Allora si è pensato a un pezzo del lanciatore Long March 3C della missione tecnologica Chang’è 5 T1, che la Cina aveva lanciato nel 2014. Si trattava della preparazione della missione Chang’è 5 che, nel dicembre 2020, ha raccolto e riportato a Terra campioni del suolo lunare. La missione incriminata aveva fatto un sorvolo della Luna per poi riprendere la via di casa. Visto che eventuali danni causati da un qualsiasi componente di una missione spaziale sono responsabilità di chi ha effettuato il lancio, a scanso di equivoci, l’agenzia spaziale cinese ha negato che fosse qualcosa di loro proprietà, dicendo che l’ultimo stadio di quel lanciatore si era distrutto rientrando nell’atmosfera. L’affermazione viene messa in dubbio dallo Space Force’s 18th Space Control Squadron (18SPCS) che controlla la pletora di detriti spaziali che orbitano intorno alla Terra.

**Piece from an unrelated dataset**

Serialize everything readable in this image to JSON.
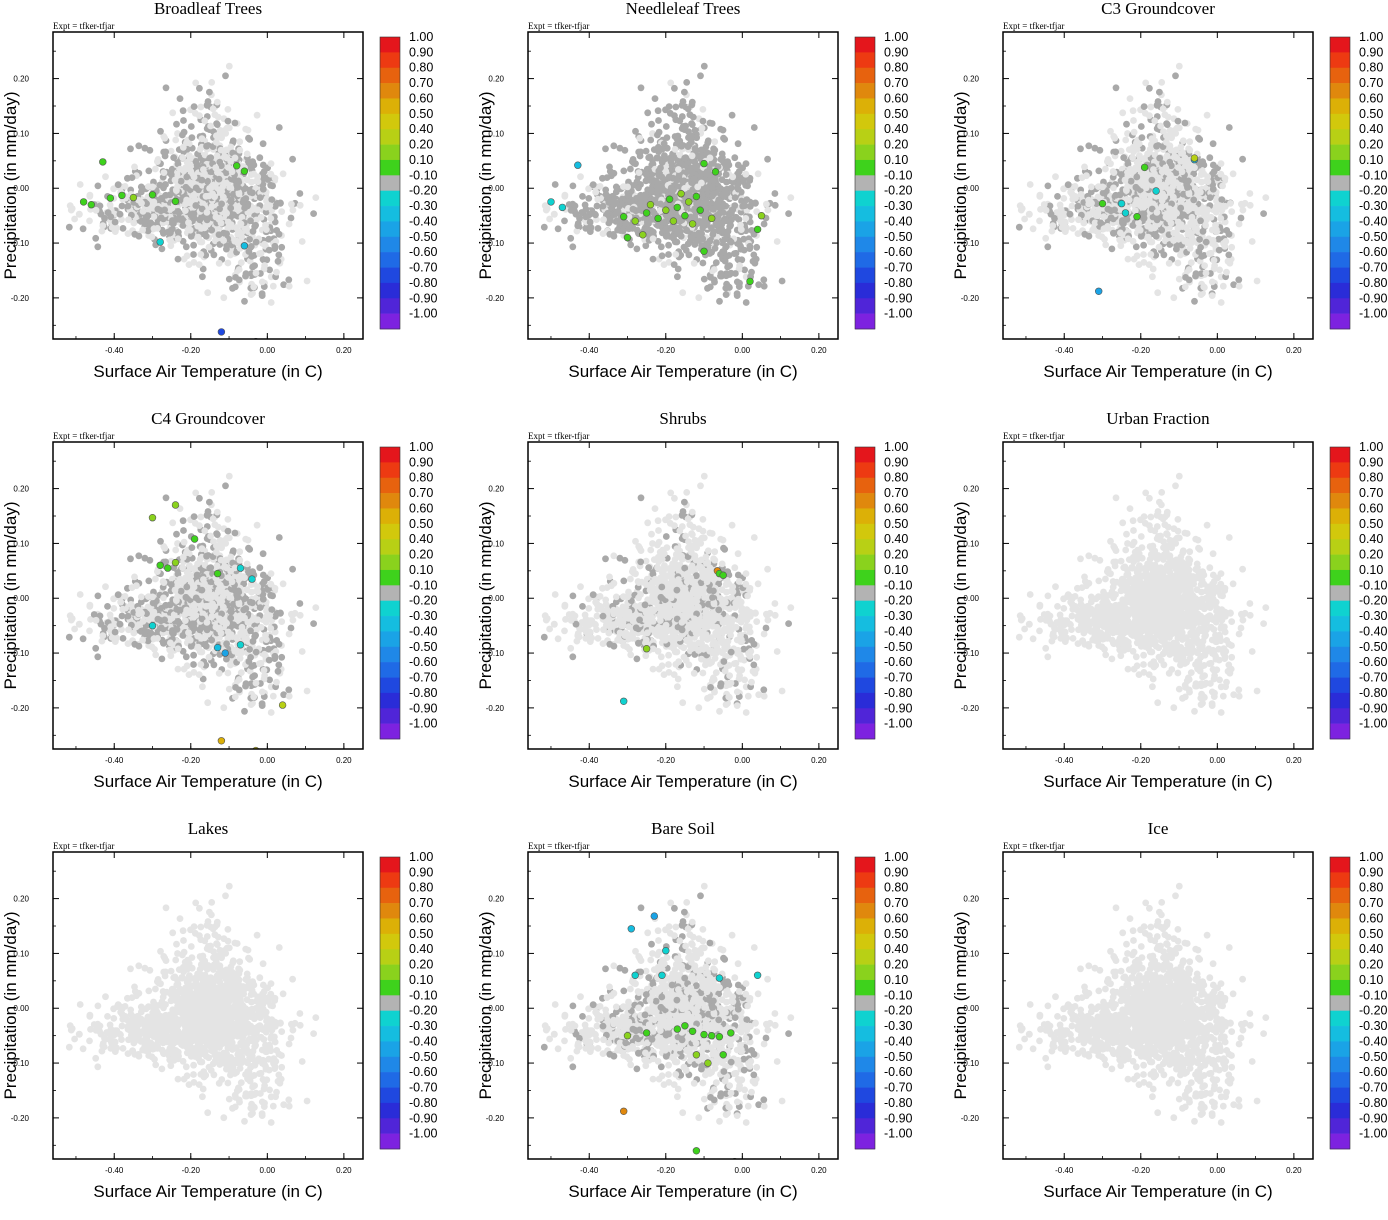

Secondo i loro dati il lanciatore della missione Chang’è 5 T1, che era in rotta verso la Terra, non è rientrato nell’atmosfera, quindi deve avere trascorso gli ultimi otto anni a viaggiare tra la Terra e la Luna, seguendo traiettorie complicate dalla continua interazione con la gravità dei due corpi celesti, fino ad entrare in rotta di collisione.
La dichiarazione ufficiale è la seguente:
While U.S. Space Command can confirm the CHANG’E 5-T1 rocket body never de-orbited, we cannot confirm the country of origin of the rocket body that may impact the moon
Tuttavia, l’impattatore misterioso ha suonato un campanello di allarme ricordando che nessuno si preoccupa di censire i molti oggetti (qualcuno dice anche 200) che orbitano intorno alla Luna. Un problema che forse sarebbe il caso di considerare, visto il rinnovato interesse per il nostro satellite che vedrà non meno di 50 missioni nei prossimi cinque anni. Nessuno vuole correre il rischio di ricevere una visita non programmata, magari su una base lunare che ospita equipaggi umani. Non dimentichiamo che la Luna non può contare sull’aiuto dell’atmosfera che, sulla Terra, accoglie in modo bruciante i detriti, distruggendoli prima che causino danni. Il vuoto cosmico lascia passare tutto e lo schianto è inevitabile.